Environment requirement

The R_HOME environment variable must be set before calling VARTOOLS. Find the correct value with R RHOME. Adding export R_HOME=$(R RHOME) to your .bashrc is recommended.

Parameters

Parameter Description
"fromfile" commandfile Read R code from a file rather than the command line.
commandstring R code as a single command-line string.
"init" file initfile / "init" initstring R code executed once before processing (library imports, function definitions).
"continueprocess" N Reuse the sub-process from the N-th prior -R (1-indexed). Shares state; no initialization code may be supplied.
"vars" varlist Variables passed both into and received back from R.
"invars" varlist Variables passed into R only.
"outvars" varlist Variables received from R only.
"outputcolumns" varlist Subset of out-vars to emit in the output statistics table.
"process_all_lcs" Pass all light curves at once. Vectors arrive as lists of vectors; scalars as lists.
"verbose" Allow R to print to stdout (default: R runs in --slave mode).

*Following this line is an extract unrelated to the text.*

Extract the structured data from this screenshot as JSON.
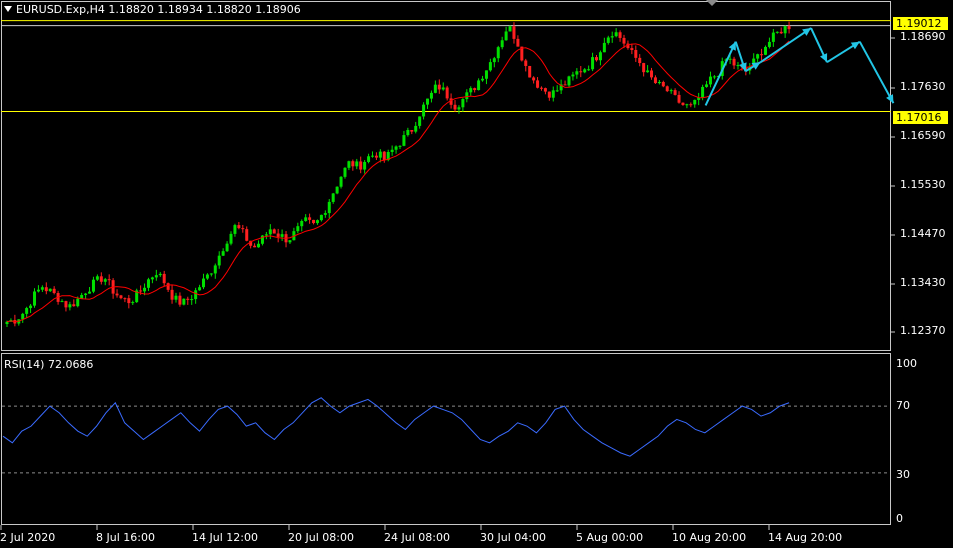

Parallelism: under -parallel, a separate R sub-process is launched per thread; initialization runs independently for each thread, and globals are not shared between threads.

Examples

Example 1. Compute the standard deviation of the magnitudes of each light curve in EXAMPLES/lc_list using R. The expression b <- sd(mag) is evaluated for each LC; mag is passed in as a numeric vector and b is returned. The result is included as a column R_b_0 in the output table.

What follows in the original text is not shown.